Looks like Slush & Poppies has no settings for coloring constants. But it's not a problem. In the code below I've written a sample which helps understand how to apply color settings. So, let's change above block to this one:

<dict>
    <key>name</key>
    <string>Built-in constant</string>
    <key>scope</key>
    <string>constant.language</string>
    <key>settings</key>
    <dict/>
</dict>
<dict>
    <key>name</key>
    <string>TRUE</string>
    <key>scope</key>
    <string>true.constant.language</string>
    <key>settings</key>
    <dict>
        <key>foreground</key>
        <string>#008900</string>
    </dict>
</dict>
<dict>
    <key>name</key>
    <string>FALSE</string>
    <key>scope</key>
    <string>false.constant.language</string>
    <key>settings</key>
    <dict>
        <key>foreground</key>
        <string>#890000</string>
    </dict>
</dict>

Restart ST3 (looks like ST3 do not completely update scopes list from changing .tmLanguage file during runtime, so better restart it) and select menu "Preferences" → "Color Scheme" → "User" → "Slush & Poppies". In this theme you will have true highlighted with green and false highlighted with red. Of course, you can edit any color scheme you want, not only this one.

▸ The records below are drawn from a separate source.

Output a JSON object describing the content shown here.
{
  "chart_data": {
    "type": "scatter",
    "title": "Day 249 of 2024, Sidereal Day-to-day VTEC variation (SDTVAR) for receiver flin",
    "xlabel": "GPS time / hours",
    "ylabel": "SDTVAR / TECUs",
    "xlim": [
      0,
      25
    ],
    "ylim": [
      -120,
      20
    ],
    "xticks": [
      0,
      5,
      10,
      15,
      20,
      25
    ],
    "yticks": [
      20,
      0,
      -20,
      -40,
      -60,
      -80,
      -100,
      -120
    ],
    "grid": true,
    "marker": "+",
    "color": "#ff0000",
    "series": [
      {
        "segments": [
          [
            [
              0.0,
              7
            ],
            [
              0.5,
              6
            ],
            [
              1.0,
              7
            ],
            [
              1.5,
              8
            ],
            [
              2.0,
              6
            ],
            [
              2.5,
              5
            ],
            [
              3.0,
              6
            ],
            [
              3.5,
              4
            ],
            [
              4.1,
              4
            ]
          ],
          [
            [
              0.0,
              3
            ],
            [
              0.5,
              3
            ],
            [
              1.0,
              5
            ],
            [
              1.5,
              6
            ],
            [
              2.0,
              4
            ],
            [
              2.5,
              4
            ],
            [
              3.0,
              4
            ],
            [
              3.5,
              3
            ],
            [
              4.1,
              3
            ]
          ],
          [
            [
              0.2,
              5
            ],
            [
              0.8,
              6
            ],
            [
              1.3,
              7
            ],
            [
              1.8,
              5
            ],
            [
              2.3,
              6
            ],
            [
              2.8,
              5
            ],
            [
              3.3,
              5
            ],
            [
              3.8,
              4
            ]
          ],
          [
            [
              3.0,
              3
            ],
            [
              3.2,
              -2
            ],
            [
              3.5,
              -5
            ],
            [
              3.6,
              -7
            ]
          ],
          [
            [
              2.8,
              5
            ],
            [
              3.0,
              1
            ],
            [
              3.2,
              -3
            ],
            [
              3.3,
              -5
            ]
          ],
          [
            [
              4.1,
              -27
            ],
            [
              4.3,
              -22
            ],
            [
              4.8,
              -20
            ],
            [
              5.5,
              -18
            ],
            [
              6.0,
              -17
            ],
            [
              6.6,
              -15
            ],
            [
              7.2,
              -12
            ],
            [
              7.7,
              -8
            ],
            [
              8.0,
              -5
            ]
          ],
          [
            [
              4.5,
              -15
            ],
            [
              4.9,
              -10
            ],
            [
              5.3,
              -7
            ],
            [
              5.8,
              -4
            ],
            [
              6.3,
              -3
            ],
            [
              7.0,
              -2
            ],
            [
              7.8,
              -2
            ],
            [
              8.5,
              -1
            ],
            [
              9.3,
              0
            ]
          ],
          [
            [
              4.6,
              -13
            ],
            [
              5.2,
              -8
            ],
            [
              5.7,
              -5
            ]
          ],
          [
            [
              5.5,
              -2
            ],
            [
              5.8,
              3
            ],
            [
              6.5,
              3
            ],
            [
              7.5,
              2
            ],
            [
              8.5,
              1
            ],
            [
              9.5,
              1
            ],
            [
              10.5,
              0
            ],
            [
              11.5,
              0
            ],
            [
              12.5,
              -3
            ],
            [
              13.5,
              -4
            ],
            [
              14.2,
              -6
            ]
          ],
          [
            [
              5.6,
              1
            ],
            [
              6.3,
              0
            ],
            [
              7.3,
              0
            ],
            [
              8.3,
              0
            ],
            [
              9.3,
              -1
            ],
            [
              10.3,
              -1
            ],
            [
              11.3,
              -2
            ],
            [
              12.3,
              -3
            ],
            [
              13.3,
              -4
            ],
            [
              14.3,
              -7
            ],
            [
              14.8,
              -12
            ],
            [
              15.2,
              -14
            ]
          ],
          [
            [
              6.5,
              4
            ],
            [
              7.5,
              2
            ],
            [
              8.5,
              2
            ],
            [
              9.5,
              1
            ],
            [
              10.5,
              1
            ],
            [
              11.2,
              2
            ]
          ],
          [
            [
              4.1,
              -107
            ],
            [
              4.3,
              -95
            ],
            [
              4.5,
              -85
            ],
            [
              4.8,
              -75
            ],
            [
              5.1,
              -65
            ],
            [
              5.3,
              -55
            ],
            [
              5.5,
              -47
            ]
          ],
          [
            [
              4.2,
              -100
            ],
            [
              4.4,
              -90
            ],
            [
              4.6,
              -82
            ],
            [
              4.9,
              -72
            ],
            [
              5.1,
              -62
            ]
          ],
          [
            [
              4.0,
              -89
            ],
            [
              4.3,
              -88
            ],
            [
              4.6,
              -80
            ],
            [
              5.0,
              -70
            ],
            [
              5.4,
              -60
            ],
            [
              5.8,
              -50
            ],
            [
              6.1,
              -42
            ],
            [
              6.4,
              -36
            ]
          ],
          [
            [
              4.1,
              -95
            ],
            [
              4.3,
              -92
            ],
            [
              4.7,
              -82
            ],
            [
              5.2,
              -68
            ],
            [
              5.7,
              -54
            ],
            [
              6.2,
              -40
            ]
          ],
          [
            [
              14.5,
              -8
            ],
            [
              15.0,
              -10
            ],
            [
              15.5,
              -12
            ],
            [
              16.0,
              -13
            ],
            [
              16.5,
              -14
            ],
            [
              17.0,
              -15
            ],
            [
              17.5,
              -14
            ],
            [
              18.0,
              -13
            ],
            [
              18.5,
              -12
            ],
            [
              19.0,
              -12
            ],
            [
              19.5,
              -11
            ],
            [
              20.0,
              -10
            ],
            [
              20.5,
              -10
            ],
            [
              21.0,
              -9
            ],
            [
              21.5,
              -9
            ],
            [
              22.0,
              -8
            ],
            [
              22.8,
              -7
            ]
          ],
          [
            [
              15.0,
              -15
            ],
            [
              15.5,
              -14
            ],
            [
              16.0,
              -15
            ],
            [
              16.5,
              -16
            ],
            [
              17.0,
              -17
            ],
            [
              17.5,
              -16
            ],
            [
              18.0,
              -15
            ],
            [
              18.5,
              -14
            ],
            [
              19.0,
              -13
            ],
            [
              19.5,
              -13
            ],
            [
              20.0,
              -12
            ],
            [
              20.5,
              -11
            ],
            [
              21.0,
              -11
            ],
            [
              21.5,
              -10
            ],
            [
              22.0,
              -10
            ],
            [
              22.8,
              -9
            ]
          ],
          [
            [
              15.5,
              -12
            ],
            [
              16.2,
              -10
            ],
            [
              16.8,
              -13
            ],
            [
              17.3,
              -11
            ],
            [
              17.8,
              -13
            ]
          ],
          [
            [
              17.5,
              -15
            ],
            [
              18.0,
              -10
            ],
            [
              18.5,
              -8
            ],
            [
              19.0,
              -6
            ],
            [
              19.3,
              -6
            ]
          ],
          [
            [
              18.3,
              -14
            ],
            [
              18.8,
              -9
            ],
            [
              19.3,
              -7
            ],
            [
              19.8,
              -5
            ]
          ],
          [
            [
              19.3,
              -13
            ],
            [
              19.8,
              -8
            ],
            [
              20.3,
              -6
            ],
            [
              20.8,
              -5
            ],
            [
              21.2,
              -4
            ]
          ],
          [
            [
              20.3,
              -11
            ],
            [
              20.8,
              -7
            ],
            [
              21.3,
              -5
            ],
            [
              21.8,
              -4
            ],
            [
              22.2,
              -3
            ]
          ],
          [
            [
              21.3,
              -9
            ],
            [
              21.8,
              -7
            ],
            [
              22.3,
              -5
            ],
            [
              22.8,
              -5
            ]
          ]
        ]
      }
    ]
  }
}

One more thing, in .tmTheme file you can use not the whole scope name, but its part. For example, it's possible to use false.constant.language instead of false.constant.language.php. When you use false.constant.language, the settings will be applied to all scopes whose name is started from false.constant.language. For example, if you have defined false.constant.language.php in PHP.tmLanguage and false.constant.language.js in JavaScript.tmLanguage, you can use false.constant.language in .tmTheme file and its setting will be applied both to JS and PHP false.